Once in a while I need a literal change of pace and take a very long walk instead of a run. Variety is good for the body, mind, and soul, so I explored several miles of Elephant Butte Lake State Park where the surfaces are either too hard (paved roads) or too soft (the beach) for running. Pavement is a great surface for vehicles. Tires don’t tear it up. But walking on it is noisy compared to walking on the natural bare earth, so I started veering off into the desert. To my dismay, it was so churned up by tires that it was hard to find an undisturbed place except in shallow arroyos, firm sandy paths made by October’s heavy rains. It puzzles me why people take their vehicles off the road. The roads are right there, designed for driving. If they want to get out and experience nature—I had an Edward Abbey Desert Solitaire moment—they should get out and experience nature. I can understand using a vehicle if one can’t walk, but otherwise, it doesn’t make sense. And it ruins the landscape. Instead of road runner and quail tracks, deer and coyote tracks, I kept seeing tire tracks.
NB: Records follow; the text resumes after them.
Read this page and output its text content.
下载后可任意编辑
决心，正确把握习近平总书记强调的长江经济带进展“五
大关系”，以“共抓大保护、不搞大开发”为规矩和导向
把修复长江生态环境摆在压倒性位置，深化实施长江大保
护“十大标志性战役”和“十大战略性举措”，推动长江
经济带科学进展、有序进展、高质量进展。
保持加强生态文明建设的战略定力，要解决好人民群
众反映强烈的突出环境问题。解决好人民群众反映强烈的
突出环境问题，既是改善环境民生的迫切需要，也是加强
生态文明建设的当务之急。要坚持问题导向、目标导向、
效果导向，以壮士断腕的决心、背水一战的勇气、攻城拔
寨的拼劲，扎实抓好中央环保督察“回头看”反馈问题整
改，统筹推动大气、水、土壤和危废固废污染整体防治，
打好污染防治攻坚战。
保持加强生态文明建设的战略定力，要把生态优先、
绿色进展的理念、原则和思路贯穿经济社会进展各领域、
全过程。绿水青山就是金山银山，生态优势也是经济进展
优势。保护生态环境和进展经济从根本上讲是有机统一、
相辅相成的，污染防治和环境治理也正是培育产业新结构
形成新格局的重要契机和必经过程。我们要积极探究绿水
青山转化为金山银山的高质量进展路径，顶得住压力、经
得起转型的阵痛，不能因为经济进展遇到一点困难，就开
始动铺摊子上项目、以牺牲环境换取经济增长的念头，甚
So I went back on the pavement.
I finally reached a dirt road, and when I got to the end of it, I found a patch of undamaged land, too steep for vehicles to intrude upon, with a deep arroyo running through it. It seemed to be guarded by a low-crouching creosote bush that resembled a giant tarantula. Welcome to the wild.
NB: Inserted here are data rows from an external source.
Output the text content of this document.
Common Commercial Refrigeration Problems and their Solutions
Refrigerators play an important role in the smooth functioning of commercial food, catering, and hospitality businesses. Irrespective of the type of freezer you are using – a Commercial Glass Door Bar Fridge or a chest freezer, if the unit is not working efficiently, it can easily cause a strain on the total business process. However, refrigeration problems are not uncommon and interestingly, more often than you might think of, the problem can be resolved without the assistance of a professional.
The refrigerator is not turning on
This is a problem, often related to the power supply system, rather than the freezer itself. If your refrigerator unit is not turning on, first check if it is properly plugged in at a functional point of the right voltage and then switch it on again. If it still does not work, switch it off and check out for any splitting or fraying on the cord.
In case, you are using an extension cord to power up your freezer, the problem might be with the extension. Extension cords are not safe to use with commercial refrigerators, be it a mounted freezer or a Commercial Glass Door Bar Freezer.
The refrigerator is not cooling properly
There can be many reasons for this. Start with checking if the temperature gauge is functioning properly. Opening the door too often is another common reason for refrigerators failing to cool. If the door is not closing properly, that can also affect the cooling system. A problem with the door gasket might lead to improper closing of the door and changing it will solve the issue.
Eventually, I walked down to the water. The lake was stunningly blue under the clear sky, and a few sailboats were gliding across it, none of the noisy motorized craft of summer. The beach has grown due to the reservoir being so low, and the islands look as if they have bathtub rings from the mineral stains marking how high the water once was. The shoreline is a stark landscape, beautiful in its bare way—nothing but sand, rocks, and water, like an alien planet with no plant life. Then it got more alien-looking, and not in a scenic way. I began to notice unnatural shimmers in the sand caught by the low, late-afternoon sun. Half-buried plastic. Snack food wrappers, foam cups, remnants of bags, fishing line, all on their way to the water.
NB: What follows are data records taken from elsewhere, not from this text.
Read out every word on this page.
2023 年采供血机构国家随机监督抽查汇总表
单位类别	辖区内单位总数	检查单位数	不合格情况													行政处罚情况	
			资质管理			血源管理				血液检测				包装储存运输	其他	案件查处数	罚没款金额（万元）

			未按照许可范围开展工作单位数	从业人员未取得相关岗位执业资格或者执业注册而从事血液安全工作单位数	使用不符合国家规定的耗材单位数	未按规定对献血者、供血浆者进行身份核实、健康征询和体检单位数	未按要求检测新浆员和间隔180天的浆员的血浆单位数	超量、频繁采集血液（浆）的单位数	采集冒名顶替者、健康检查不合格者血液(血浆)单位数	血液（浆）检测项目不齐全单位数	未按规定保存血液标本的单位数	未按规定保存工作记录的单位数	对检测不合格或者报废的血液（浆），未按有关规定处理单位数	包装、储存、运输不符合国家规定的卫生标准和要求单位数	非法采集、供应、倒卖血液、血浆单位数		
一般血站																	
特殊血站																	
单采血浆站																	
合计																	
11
My collection in hand, I reached a small spit of red dirt and dark gravel jutting out into the blue water. On one side of the curve of the spit perched a huge raven. On the far tip, a blue heron huddled with its neck tucked in so much that its beak seemed to poke out from its wing joints. It looked gray again the brighter colors around it. The only sound was the plop of a jumping fish. Then the raven croaked and flew west across the shining lake, a good direction for a raven.
I hiked back to the paved road, collecting more plastic for the dumpster at the top of the hill. Not far at all. Not difficult to do. Unfortunately, I’m pretty sure that on the rest of the vast beach, there’s more plastic slowly traveling down the slope toward the fish and the birds.
What would make people stop and see it? Walking?